Ayette söz konusu olan hüküm, rahminde başkasının çocuğunu taşıyan bir kadının yapacağı yeni evliliğiyle ilgilidir. Neslin karışmaması için bu tedbir alınmıştır. Cinsel ilişkiyle doğrudan bir alakası yoktur. Çünkü, hamile bir kadının bekleme süresi olan hamilelik durumu devam ettiği sürece, hiç kimse onunla nişanlanamaz, onunla nikah kıyamaz, onunla evlenemez. Ayette bu hüküm ortaya konuyor.
Genellikle lohusalık süresi bitikten sonra, hemen bir evlilik hazırlığına başlansa bile bu günlerce, haftalarca, belki aylarca sürer. Tarihte bebeğini doğurduğundan hemen sonra evlenmiş bir olaya pek rastlanmaz. Günümüzde de öyledir.
Doğumdan hemen sonra nikah olsa bile, lohusalık döneminde cinsel ilişki zaten haramdır:
"Sana hayızlı ile cinsel ilişkiyi soruyorlar. De ki, bu (her iki tarafâ da) eziyet verici bir şeydîr. Onlar âdetli iken onlardan ayrılın ve temizleninceye kadar onlara yaklaşmayın. Iyice temizlendiklerinde Allah'ın size emrettiği yerden onlara gidin. Allah çok tevbe edenleri ve tertemiz olanları sever." (Bakara, 2/222)
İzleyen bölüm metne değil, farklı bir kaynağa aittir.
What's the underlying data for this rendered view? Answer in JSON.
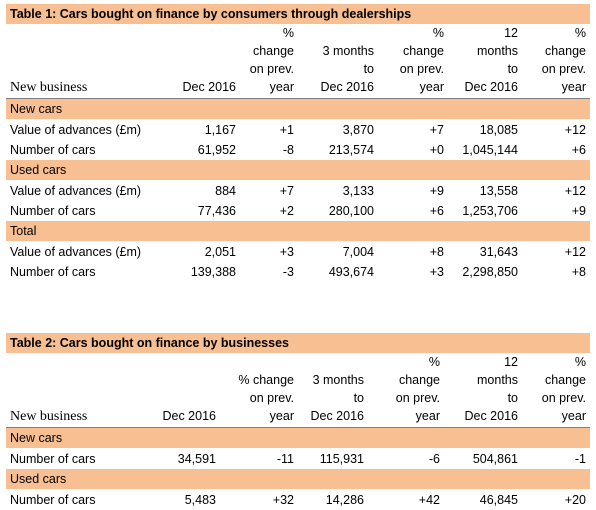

İslam âlimleri arasında lohusalık döneminin azamî süresi ile ilgili iki temel görüş vardır: Hanefî ve Hanbelilere göre, bu sürenin azami miktarı, 40 gündür. Malikî ve Şafiilere göre ise, 60 gündür. Bu ihtilaf da gösteriyor ki, bu sürenin tespiti tecrübeye dayalı olarak değerlendirilmiştir. (bk. Zuhaylî, el-Fıkhu’l-İslamî, 1/467)
Tıp da tecrübî bir ilimdir. Aktaracağı bilgiler de tecrübeye dayalıdır. İslam’ın kabul ettiği lohusalık süresinin yukarıda arz edilen şekliyle sona erdikten sonra bunun tıbbî açıdan bir sakıncasının olduğunu söylemek mümkün değildir. Pratik hayattaki milyonlarca insanın tecrübesi de bu yöndedir.